Chair, there are no questions at this time.
Thanks, Kobe. Prior to the commencement of the meeting, the company received combined direct and proxy votes, as shown on your screen, and I now put the resolution to the meeting and ask you to complete your voting. We'll now move to the next item of business, the approval of the issue of CDIs under tranche two of the placement. I ask you to consider, and if thought fit, to pass this resolution as a separate ordinary resolution.
That for the purposes of ASX Listing Rule 7.1, and for all other purposes, approval is given for the company to issue up to 17,550,154 CDIs, equivalent to 17,555,154 shares at AUD 0.52 per CDI to raise up to AUD 9,126.88 , under the second tranche of the placement on the terms and conditions in the accompanying explanatory memorandum. Are there any questions in relation to this resolution?
Chair, there are no questions at this time.
Thanks, Kobe. Prior to the commencement of the meeting, the company received the combined direct and proxy votes, as shown on your screen. I now put the resolution to the meeting and ask you to complete your voting. We'll now move to the next item of business, the approval of the issue of shares under tranche two of the placement. I ask you to consider, and if thought fit, to pass this resolution as a separate ordinary resolution.
That for the purposes of ASX Listing Rule 7.1, and for all other purposes, approval is given for the company to issue up to 242,857 shares at an issue price of $0.35 per share to raise up to, in US dollars, $84,999.95 to accredited US investors under the second tranche of the placement, on the terms and conditions in the accompanying explanatory memorandum. Are there any questions in relation to this resolution?

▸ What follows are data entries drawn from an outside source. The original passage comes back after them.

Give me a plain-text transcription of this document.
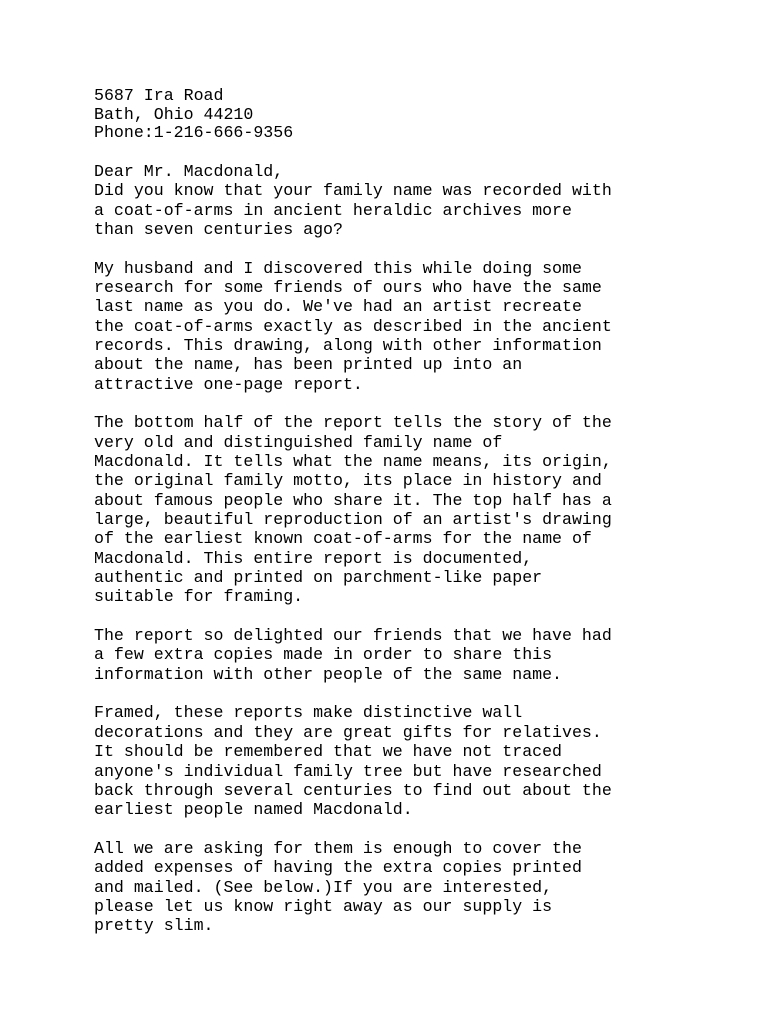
5687 Ira Road

Bath, Ohio 44210

Phone:1-216-666-9356

Dear Mr. Macdonald,

Did you know that your family name was recorded with

a coat-of-arms in ancient heraldic archives more

than seven centuries ago?

My husband and I discovered this while doing some

research for some friends of ours who have the same

last name as you do. We've had an artist recreate

the coat-of-arms exactly as described in the ancient

records. This drawing, along with other information

about the name, has been printed up into an

attractive one-page report.

The bottom half of the report tells the story of the

very old and distinguished family name of

Macdonald. It tells what the name means, its origin,

the original family motto, its place in history and

about famous people who share it. The top half has a

large, beautiful reproduction of an artist's drawing

of the earliest known coat-of-arms for the name of

Macdonald. This entire report is documented,

authentic and printed on parchment-like paper

suitable for framing.

The report so delighted our friends that we have had

a few extra copies made in order to share this

information with other people of the same name.

Framed, these reports make distinctive wall

decorations and they are great gifts for relatives.

It should be remembered that we have not traced

anyone's individual family tree but have researched

back through several centuries to find out about the

earliest people named Macdonald.

All we are asking for them is enough to cover the

added expenses of having the extra copies printed

and mailed. (See below.)If you are interested,

please let us know right away as our supply is

pretty slim.
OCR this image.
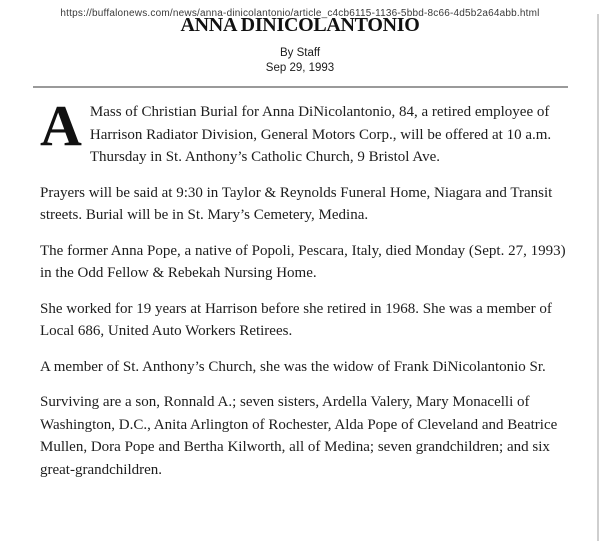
https://buffalonews.com/news/anna-dinicolantonio/article_c4cb6115-1136-5bbd-8c66-4d5b2a64abb.html
ANNA DINICOLANTONIO
By Staff
Sep 29, 1993

A Mass of Christian Burial for Anna DiNicolantonio, 84, a retired employee of Harrison Radiator Division, General Motors Corp., will be offered at 10 a.m. Thursday in St. Anthony’s Catholic Church, 9 Bristol Ave.

Prayers will be said at 9:30 in Taylor & Reynolds Funeral Home, Niagara and Transit streets. Burial will be in St. Mary’s Cemetery, Medina.

The former Anna Pope, a native of Popoli, Pescara, Italy, died Monday (Sept. 27, 1993) in the Odd Fellow & Rebekah Nursing Home.

She worked for 19 years at Harrison before she retired in 1968. She was a member of Local 686, United Auto Workers Retirees.

A member of St. Anthony’s Church, she was the widow of Frank DiNicolantonio Sr.

Surviving are a son, Ronnald A.; seven sisters, Ardella Valery, Mary Monacelli of Washington, D.C., Anita Arlington of Rochester, Alda Pope of Cleveland and Beatrice Mullen, Dora Pope and Bertha Kilworth, all of Medina; seven grandchildren; and six great-grandchildren.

Chair, there are no questions at this time.
Thanks, Kobe. Prior to the commencement of the meeting, the company received the combined direct and proxy votes, as shown on your screen. I now put the resolution to the meeting and ask you to complete your voting. Ladies and gentlemen, that concludes our items of business. I will shortly close the voting system, so please ensure that you have cast your vote on all resolutions. I'll now pause for 90 seconds to allow you time to finalize those votes. About 30 seconds left. Okay. Thank you, everyone. Voting is now closed. The voting results will be released to the ASX later today. I wanna thank you for taking the time to join the board and me today. Your ongoing support is greatly appreciated, and we look forward to sharing the next phase of Imricor's journey with you all. Thanks again, and have a good day.
This concludes the meeting. You may now disconnect.